Le Comité Awoulaba Côte d’Ivoire (CACI) a organisé, samedi, à Bouaké (379 Km au nord de d’Abidjan ), la demi-finale nationale de Awoulaba 2015, marquée par le repêchage de trois candidates parmi les 14 meilleures Saraman (1ères dauphines), issues des présélections précédentes pour accompagner les 15 Awoulaba régionales déjà connues à la finale nationale de ce concours.

Elles seront 18 reines de la beauté africaine à s’affronter le 8 août prochain à la salle « François Lougah » du palais de la culture d’Abidjan, en présence de la 1ère dame de Côte d’Ivoire, Dominique Ouattara et des ministres de la culture et de la francophonie, de la famille, de la femme et de l’enfant et celui du tourisme.

Pour le président national du CACI, Jonas Lagoh, Awoulaba est une contribution à la promotion de la culture et de la valorisation des canons de beauté sur les bases des valeurs africaines. « C’est notre contribution à l’édification d’une Côte d’Ivoire réunie et consolidée » a-t-il expliqué.

Pour sa part, le chargé de la communication du CACI, Arsène William Gohiba, pense que : « Awoulaba fait parti du patrimoine culturel ivoirien et même africain car c’est une tribune de célébration des valeurs qui tiennent compte des aspirations des africains que nous sommes ».

« Ce concours ne dénude pas la femme, il la met plutôt en valeur à travers les tenues traditionnelles qu’elle arbore lors de son passage sur le T. « En Afrique on a toujours tenu compte de la pudeur, donc pas de tenue olympique dans la concours Awoulaba » a-t-il réitéré. Jugeant cette règle « d’effet positif » vis-à-vis de la morale africaine.

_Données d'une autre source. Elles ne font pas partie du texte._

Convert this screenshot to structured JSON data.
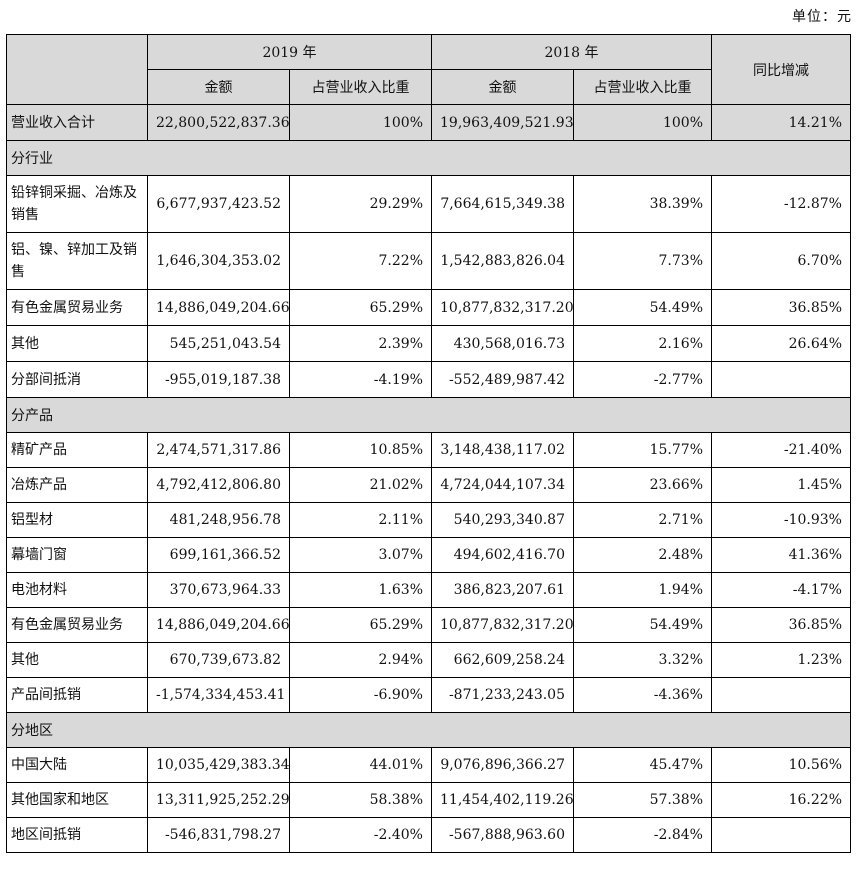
{
  "unit_label": "单位：元",
  "headers": {
    "year_2019": "2019 年",
    "year_2018": "2018 年",
    "amount_2019": "金额",
    "ratio_2019": "占营业收入比重",
    "amount_2018": "金额",
    "ratio_2018": "占营业收入比重",
    "yoy": "同比增减"
  },
  "total": {
    "label": "营业收入合计",
    "a19": "22,800,522,837.36",
    "r19": "100%",
    "a18": "19,963,409,521.93",
    "r18": "100%",
    "yoy": "14.21%"
  },
  "sections": {
    "industry": {
      "title": "分行业",
      "rows": [
        {
          "label": "铅锌铜采掘、冶炼及销售",
          "a19": "6,677,937,423.52",
          "r19": "29.29%",
          "a18": "7,664,615,349.38",
          "r18": "38.39%",
          "yoy": "-12.87%"
        },
        {
          "label": "铝、镍、锌加工及销售",
          "a19": "1,646,304,353.02",
          "r19": "7.22%",
          "a18": "1,542,883,826.04",
          "r18": "7.73%",
          "yoy": "6.70%"
        },
        {
          "label": "有色金属贸易业务",
          "a19": "14,886,049,204.66",
          "r19": "65.29%",
          "a18": "10,877,832,317.20",
          "r18": "54.49%",
          "yoy": "36.85%"
        },
        {
          "label": "其他",
          "a19": "545,251,043.54",
          "r19": "2.39%",
          "a18": "430,568,016.73",
          "r18": "2.16%",
          "yoy": "26.64%"
        },
        {
          "label": "分部间抵消",
          "a19": "-955,019,187.38",
          "r19": "-4.19%",
          "a18": "-552,489,987.42",
          "r18": "-2.77%",
          "yoy": ""
        }
      ]
    },
    "product": {
      "title": "分产品",
      "rows": [
        {
          "label": "精矿产品",
          "a19": "2,474,571,317.86",
          "r19": "10.85%",
          "a18": "3,148,438,117.02",
          "r18": "15.77%",
          "yoy": "-21.40%"
        },
        {
          "label": "冶炼产品",
          "a19": "4,792,412,806.80",
          "r19": "21.02%",
          "a18": "4,724,044,107.34",
          "r18": "23.66%",
          "yoy": "1.45%"
        },
        {
          "label": "铝型材",
          "a19": "481,248,956.78",
          "r19": "2.11%",
          "a18": "540,293,340.87",
          "r18": "2.71%",
          "yoy": "-10.93%"
        },
        {
          "label": "幕墙门窗",
          "a19": "699,161,366.52",
          "r19": "3.07%",
          "a18": "494,602,416.70",
          "r18": "2.48%",
          "yoy": "41.36%"
        },
        {
          "label": "电池材料",
          "a19": "370,673,964.33",
          "r19": "1.63%",
          "a18": "386,823,207.61",
          "r18": "1.94%",
          "yoy": "-4.17%"
        },
        {
          "label": "有色金属贸易业务",
          "a19": "14,886,049,204.66",
          "r19": "65.29%",
          "a18": "10,877,832,317.20",
          "r18": "54.49%",
          "yoy": "36.85%"
        },
        {
          "label": "其他",
          "a19": "670,739,673.82",
          "r19": "2.94%",
          "a18": "662,609,258.24",
          "r18": "3.32%",
          "yoy": "1.23%"
        },
        {
          "label": "产品间抵销",
          "a19": "-1,574,334,453.41",
          "r19": "-6.90%",
          "a18": "-871,233,243.05",
          "r18": "-4.36%",
          "yoy": ""
        }
      ]
    },
    "region": {
      "title": "分地区",
      "rows": [
        {
          "label": "中国大陆",
          "a19": "10,035,429,383.34",
          "r19": "44.01%",
          "a18": "9,076,896,366.27",
          "r18": "45.47%",
          "yoy": "10.56%"
        },
        {
          "label": "其他国家和地区",
          "a19": "13,311,925,252.29",
          "r19": "58.38%",
          "a18": "11,454,402,119.26",
          "r18": "57.38%",
          "yoy": "16.22%"
        },
        {
          "label": "地区间抵销",
          "a19": "-546,831,798.27",
          "r19": "-2.40%",
          "a18": "-567,888,963.60",
          "r18": "-2.84%",
          "yoy": ""
        }
      ]
    }
  }
}
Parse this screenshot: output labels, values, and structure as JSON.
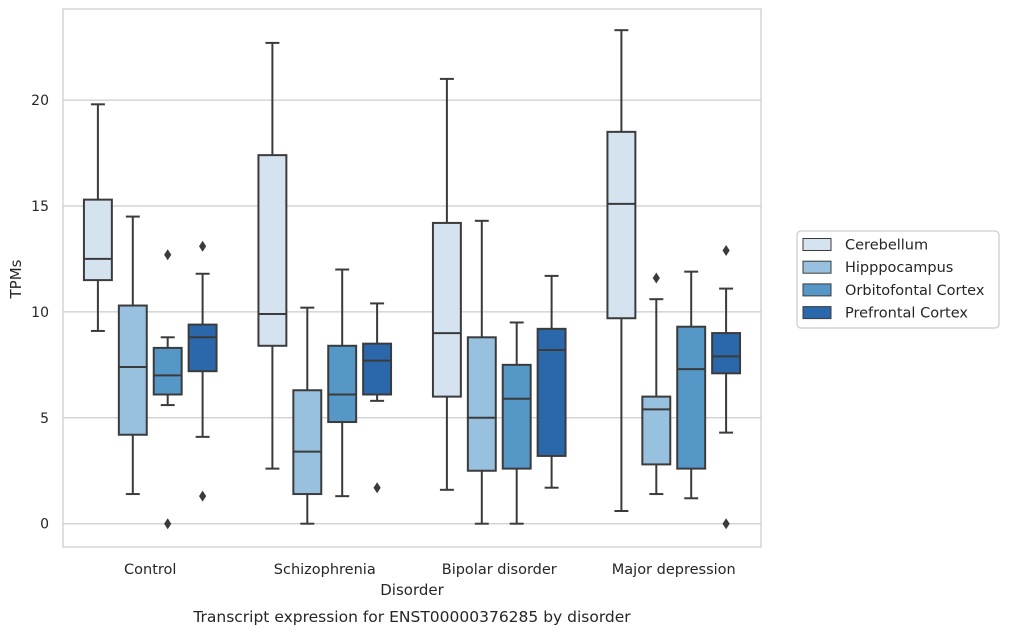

« L’utilisation des corticoïdes (produits éclaircissants), des rouges à lèvre ou autres produits de beauté de fabrication étrangère à l’Afrique ne sont pas autorisés pour les participantes à ce concours » a fait remarquer M. Gohiba.

Citant plusieurs produits de substitution, telles que les huiles essentielles connues de toutes les grand-mères dans les villages africains. « Regarder nos sœurs du Mali, elles avaient une technique pour se noircir les gencives afin de faire ressortir la blancheur de leurs dents. C’est toutes ces valeurs de notre patrimoine culturel que nous voulons faire revivre à travers le concours Awoulaba » a-t-il conclu.

Pour Gisèle Yao Kan, l’Awoulaba 2014 de la région de Gbêkê (Centre-Nord),  » participer à ce concours m’a permis en tant que femme en chair, de comprendre que le cliché occidental qui veut que la femme soit mince et grande pour se sentir belle n’était pas vrai ».

« Depuis ma participation à ce concours je me sens aussi belle, malgré ma corpulence et cela est à mettre au profit des organisateurs de ce concours qui ont compris que la beauté africaine n’a pas les mêmes critères que chez les occidentaux » a-t-elle souligné.

Cependant, selon Mme Yao, l’absence du soutien des ministères de tutelles et des sponsors enlèvent à ce concours « toute la gloire » dont il aurait pu se targuer.

« Au sortir de ce concours, l’Awoulaba doit être en mesure de se prendre en charge et pourquoi pas, avec la clé d’un atelier de couture ou de coiffure ou même d’un magasin de pagne » a-t-elle rêvé.

Le concours Awoulaba dans sa conception, prend en compte dans ses fiches de notation, des critères de beauté de trois grands groupes ethniques de Côte d’Ivoire, à savoir : « de belles jambes et une brèche entre les dents pour le peuple Krou (Ouest), « de belles fesses bien harmonisées » chez les Akans (Sud, Centre, Est) et enfin « un cou strié » chez le peuple malinké (Nord).

Awoulaba est une pratique culturelle en pays Akan, qui célèbre la femme plusieurs mois après un accouchement. A cette occasion, l’Awoulaba (la nouvelle mère) qui a été entretenue et engraissée pendant 4 ou 5 mois fait une sortie officielle pour présenter son bébé à la communauté.